Ainda assim, é possível observar um movimento expressivo de alta nos últimos 6 meses: em outubro de 2021, o boi gordo era cotado a R$ 270, em média. Voltando um pouco mais no tempo, a alta é ainda mais impressionante, já que há dois anos, a arroba do boi era negociada por volta de R$ 200, segundo os indicadores do boi gordo (Cepea/B3).

O preço do boi gordo aumentou muito nos últimos dois anos, atingindo recordes. (Fonte: Shutterstock/Reprodução)

O mercado aquecido impulsiona o preço do boi

A demanda cada vez mais aquecida (especialmente no mercado externo), a reduzida oferta de animais prontos para o abate e os custos acima do ideal ao produtor são alguns dos fatores que ajudam a compreender os recordes no preço do boi gordo.
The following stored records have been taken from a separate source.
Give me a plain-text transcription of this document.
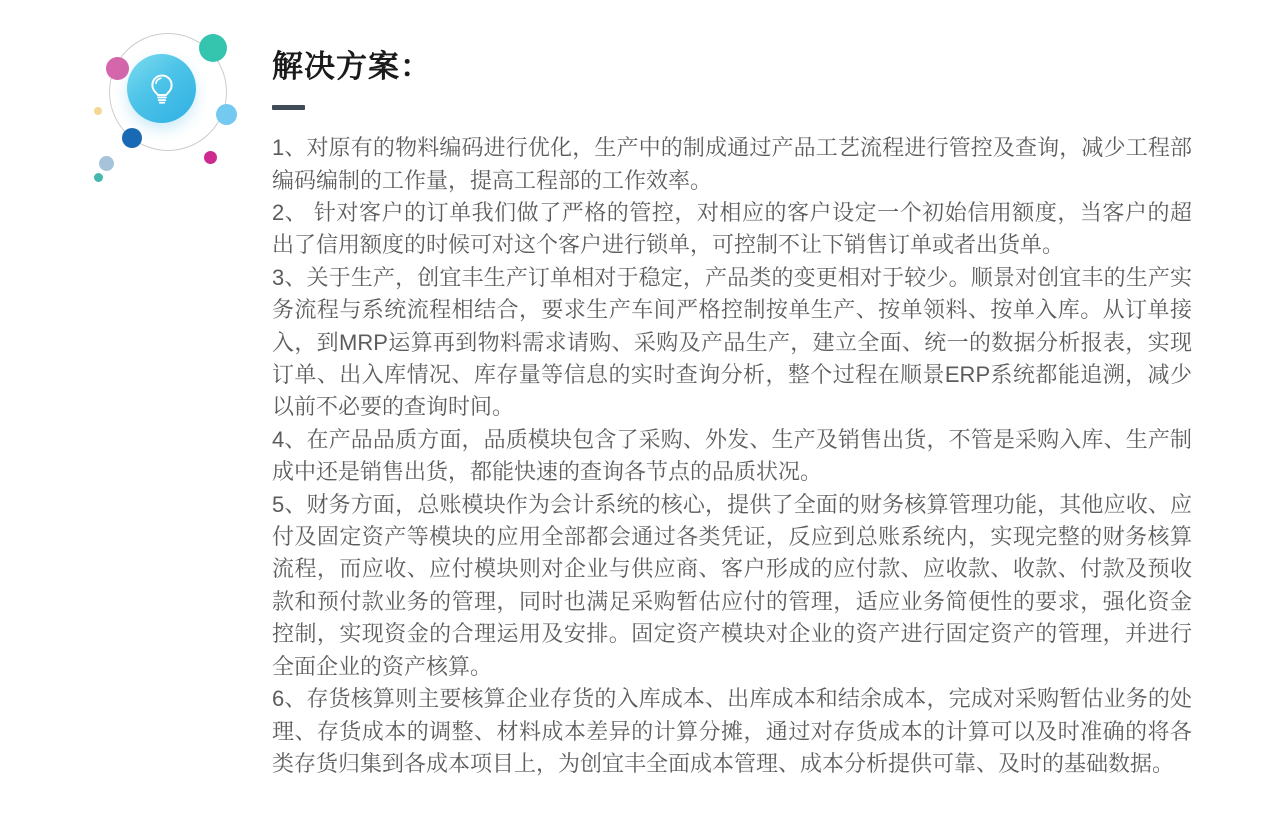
解决方案：

1、对原有的物料编码进行优化，生产中的制成通过产品工艺流程进行管控及查询，减少工程部编码编制的工作量，提高工程部的工作效率。

2、 针对客户的订单我们做了严格的管控，对相应的客户设定一个初始信用额度，当客户的超出了信用额度的时候可对这个客户进行锁单，可控制不让下销售订单或者出货单。

3、关于生产，创宜丰生产订单相对于稳定，产品类的变更相对于较少。顺景对创宜丰的生产实务流程与系统流程相结合，要求生产车间严格控制按单生产、按单领料、按单入库。从订单接入，到MRP运算再到物料需求请购、采购及产品生产，建立全面、统一的数据分析报表，实现订单、出入库情况、库存量等信息的实时查询分析，整个过程在顺景ERP系统都能追溯，减少以前不必要的查询时间。

4、在产品品质方面，品质模块包含了采购、外发、生产及销售出货，不管是采购入库、生产制成中还是销售出货，都能快速的查询各节点的品质状况。

5、财务方面，总账模块作为会计系统的核心，提供了全面的财务核算管理功能，其他应收、应付及固定资产等模块的应用全部都会通过各类凭证，反应到总账系统内，实现完整的财务核算流程，而应收、应付模块则对企业与供应商、客户形成的应付款、应收款、收款、付款及预收款和预付款业务的管理，同时也满足采购暂估应付的管理，适应业务简便性的要求，强化资金控制，实现资金的合理运用及安排。固定资产模块对企业的资产进行固定资产的管理，并进行全面企业的资产核算。

6、存货核算则主要核算企业存货的入库成本、出库成本和结余成本，完成对采购暂估业务的处理、存货成本的调整、材料成本差异的计算分摊，通过对存货成本的计算可以及时准确的将各类存货归集到各成本项目上，为创宜丰全面成本管理、成本分析提供可靠、及时的基础数据。
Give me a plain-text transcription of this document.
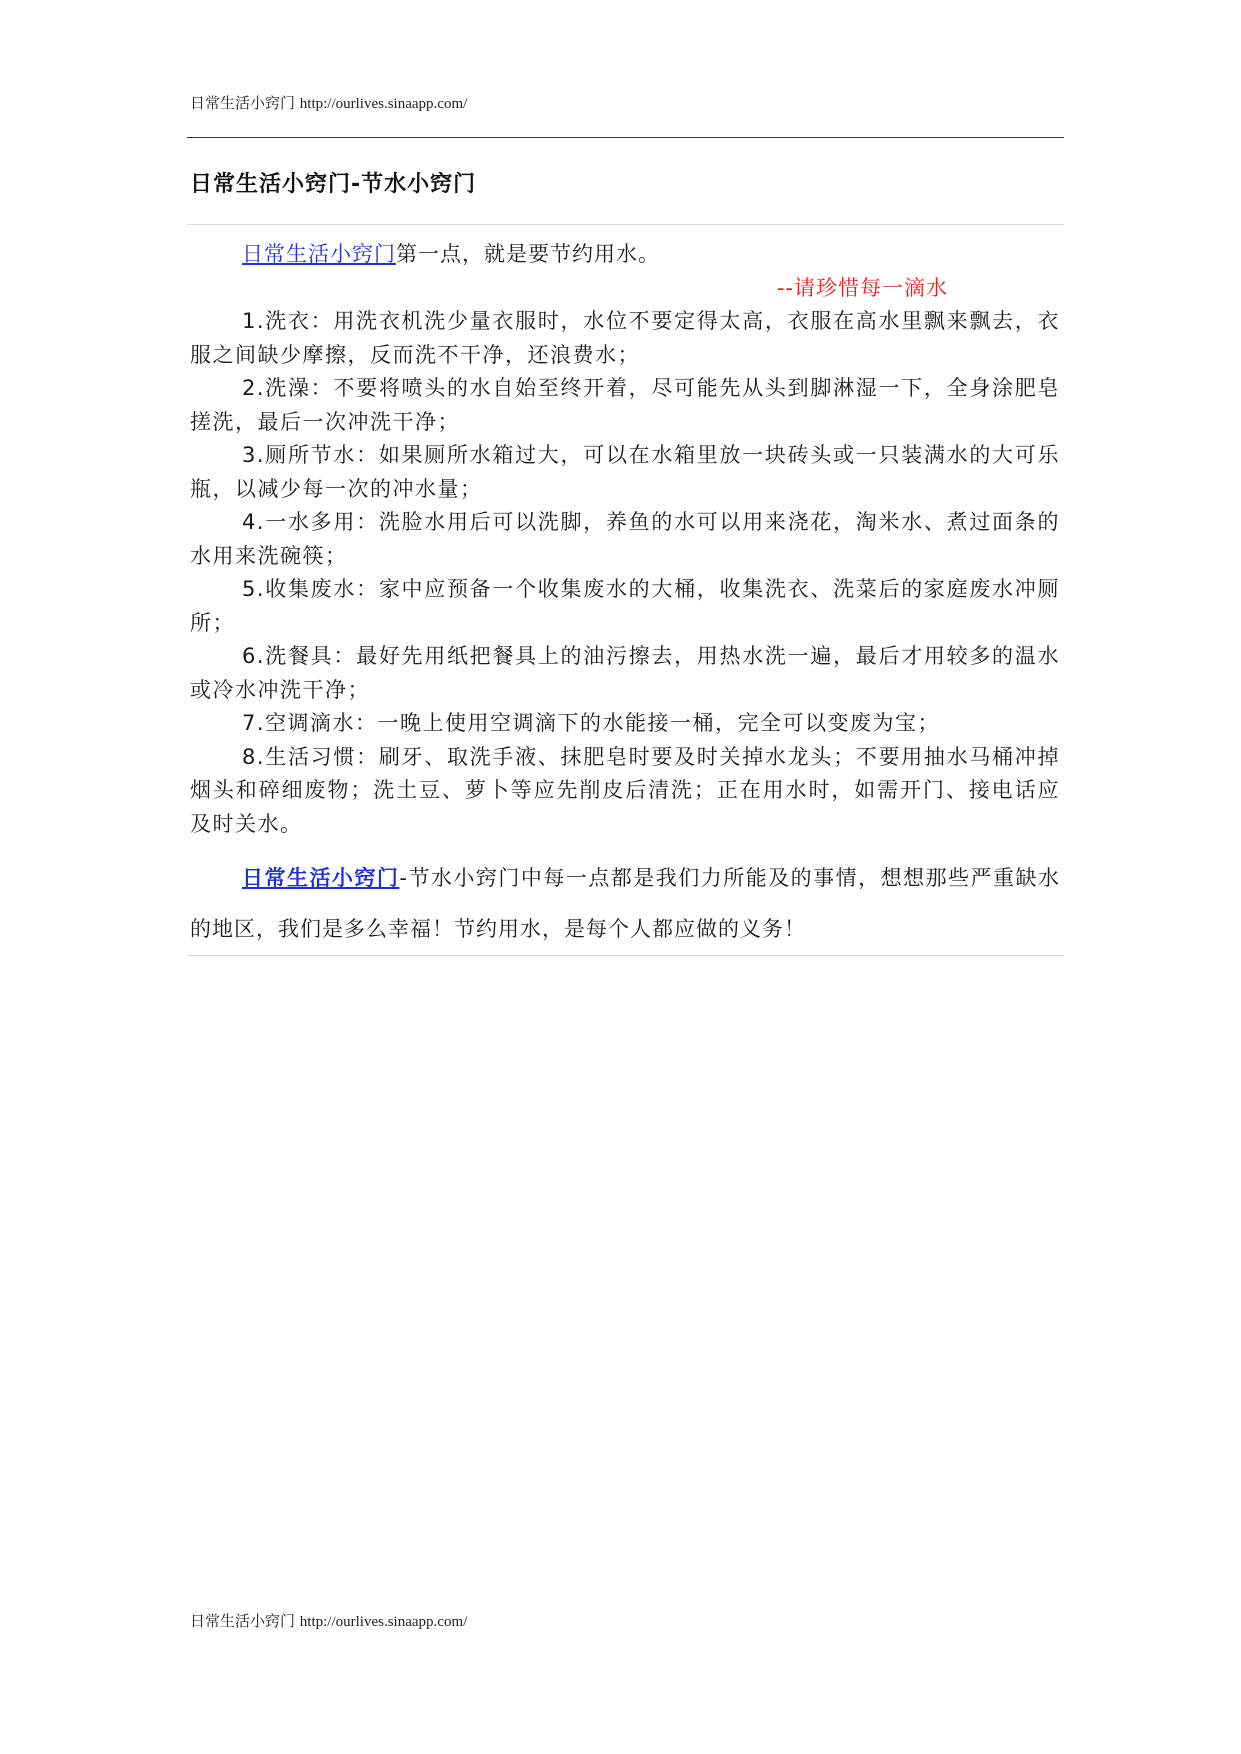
日常生活小窍门 http://ourlives.sinaapp.com/
日常生活小窍门-节水小窍门

日常生活小窍门第一点，就是要节约用水。

--请珍惜每一滴水

1.洗衣：用洗衣机洗少量衣服时，水位不要定得太高，衣服在高水里飘来飘去，衣服之间缺少摩擦，反而洗不干净，还浪费水；

2.洗澡：不要将喷头的水自始至终开着，尽可能先从头到脚淋湿一下，全身涂肥皂搓洗，最后一次冲洗干净；

3.厕所节水：如果厕所水箱过大，可以在水箱里放一块砖头或一只装满水的大可乐瓶，以减少每一次的冲水量；

4.一水多用：洗脸水用后可以洗脚，养鱼的水可以用来浇花，淘米水、煮过面条的水用来洗碗筷；

5.收集废水：家中应预备一个收集废水的大桶，收集洗衣、洗菜后的家庭废水冲厕所；

6.洗餐具：最好先用纸把餐具上的油污擦去，用热水洗一遍，最后才用较多的温水或冷水冲洗干净；

7.空调滴水：一晚上使用空调滴下的水能接一桶，完全可以变废为宝；

8.生活习惯：刷牙、取洗手液、抹肥皂时要及时关掉水龙头；不要用抽水马桶冲掉烟头和碎细废物；洗土豆、萝卜等应先削皮后清洗；正在用水时，如需开门、接电话应及时关水。

日常生活小窍门-节水小窍门中每一点都是我们力所能及的事情，想想那些严重缺水的地区，我们是多么幸福！节约用水，是每个人都应做的义务！

日常生活小窍门 http://ourlives.sinaapp.com/
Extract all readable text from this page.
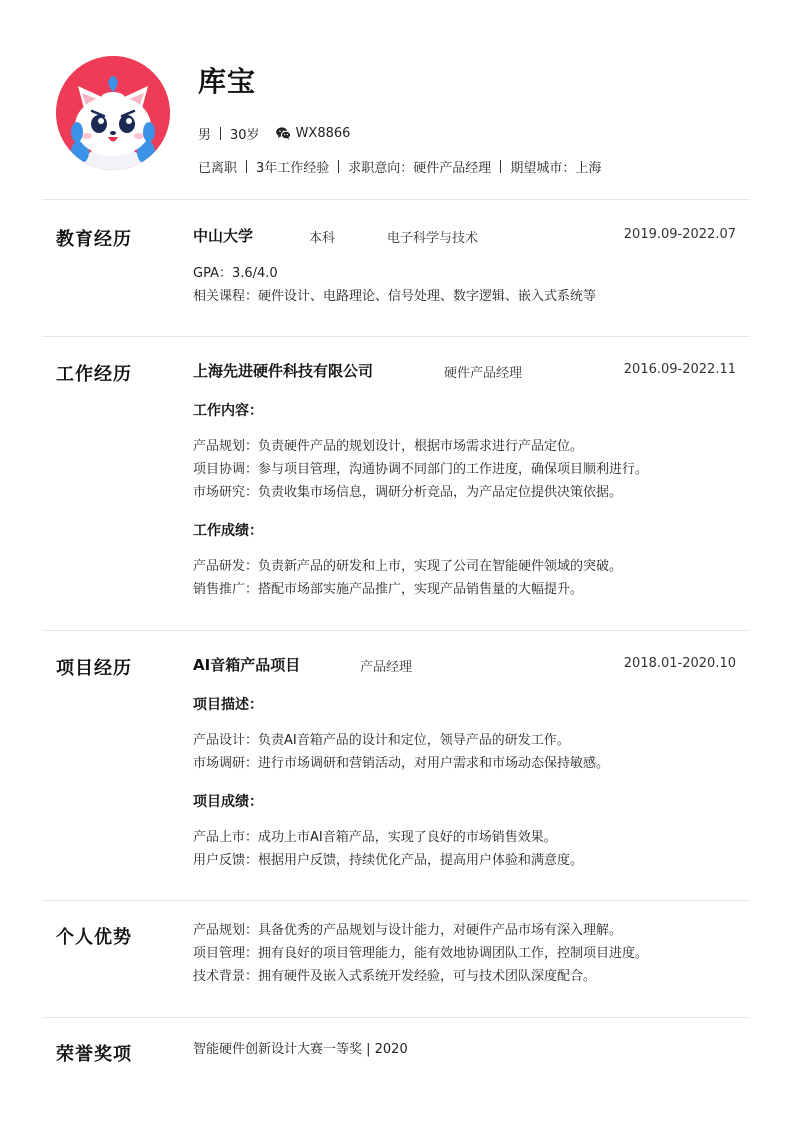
库宝
男 30岁	WX8866
已离职 3年工作经验 求职意向：硬件产品经理 期望城市：上海
教育经历	中山大学	本科	电子科学与技术	2019.09-2022.07
GPA：3.6/4.0
相关课程：硬件设计、电路理论、信号处理、数字逻辑、嵌入式系统等
工作经历	上海先进硬件科技有限公司	硬件产品经理	2016.09-2022.11
工作内容：
产品规划：负责硬件产品的规划设计，根据市场需求进行产品定位。
项目协调：参与项目管理，沟通协调不同部门的工作进度，确保项目顺利进行。
市场研究：负责收集市场信息，调研分析竞品，为产品定位提供决策依据。
工作成绩：
产品研发：负责新产品的研发和上市，实现了公司在智能硬件领域的突破。
销售推广：搭配市场部实施产品推广，实现产品销售量的大幅提升。
项目经历	AI音箱产品项目	产品经理	2018.01-2020.10
项目描述：
产品设计：负责AI音箱产品的设计和定位，领导产品的研发工作。
市场调研：进行市场调研和营销活动，对用户需求和市场动态保持敏感。
项目成绩：
产品上市：成功上市AI音箱产品，实现了良好的市场销售效果。
用户反馈：根据用户反馈，持续优化产品，提高用户体验和满意度。
个人优势	产品规划：具备优秀的产品规划与设计能力，对硬件产品市场有深入理解。
项目管理：拥有良好的项目管理能力，能有效地协调团队工作，控制项目进度。
技术背景：拥有硬件及嵌入式系统开发经验，可与技术团队深度配合。
荣誉奖项	智能硬件创新设计大赛一等奖 | 2020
Segundo números da Secretaria de Comércio Exterior do Governo Federal (Secex), o Brasil exportou 469 mil toneladas de carne bovina no primeiro trimestre de 2022. Isso significa 36,6% mais que o mesmo período de 2021 e 32% mais que o recorde anterior, do primeiro trimestre de 2020 — até então, o melhor da história para a pecuária de corte brasileira.

Os custos para o produtor cresceram em um ritmo ainda mais acelerado. Os principais grãos usados para alimentar o gado (milho e soja) praticamente dobraram de preço nos últimos dois anos, segundo os registros do Cepea-Esalq. Desse modo, pode-se dizer que as cotações do boi gordo apenas refletiram esse aumento.

Entendendo os diferentes preços dos bois

Os índices mais citados são os do boi gordo, referente à arroba da carcaça bovina (carne e ossos, sem miúdos), sendo que cada arroba equivale a 15 quilos no Brasil. A carcaça corresponde, em média, a 50% do peso do animal vivo pronto para o abate.

Sendo assim, um boi de 500 quilos a 600 quilos (média do mercado brasileiro) pode render carcaças de 15 arrobas a 20 arrobas, com valor de R$ 5 mil a R$ 7 mil, de acordo com as cotações médias de abril de 2022 (R$ 335 por arroba).

Além da cotação do boi gordo, o mercado tem outros indicadores para precificar animais vivos. A cabeça do boi magro (antes da engorda e do abate) está valendo R$ 4 mil, em média. Os bezerros (12 meses) são mais “baratos”, com cotações na casa dos R$ 3 mil. Em todos os casos, fêmeas têm preços mais baixos por renderem menos carne. Já os bons bois reprodutores, essenciais para qualquer criação, podem ter preços muito maiores; dependendo da origem, valem de R$ 20 mil a R$ 40 mil.

O preço do boi magro e do bezerro é calculado por cabeça. (Fonte: Shutterstock/Reprodução)

As raças mais valorizadas no mercado brasileiro

As cotações geralmente usadas no mercado não fazem distinção de raça do boi, mas a raça mais popular no Brasil — e que, portanto, mais influencia o mercado — é a nelore, que tem origem indiana, pelo claro e uma grande corcova (de onde sai o corte do cupim); na pecuária, destacam-se pela rusticidade.

Além do “boi zebu”, a Associação Brasileira de Criadores lista 15 raças com presença na pecuária nacional, como angus, hereford, brahman e limousin, que podem ser mais valorizados em frigoríficos e açougues por características específicas das carnes, mas têm presença menor no cenário geral em comparação com o nelore/zebu. Também vale observar que a criação de outras raças pode apresentar custos mais altos, já que o nelore/zebu costuma se adaptar melhor aos pastos brasileiros.

Fonte: Scot Consultoria, Cepea (Esalq/Universidade de São Paulo).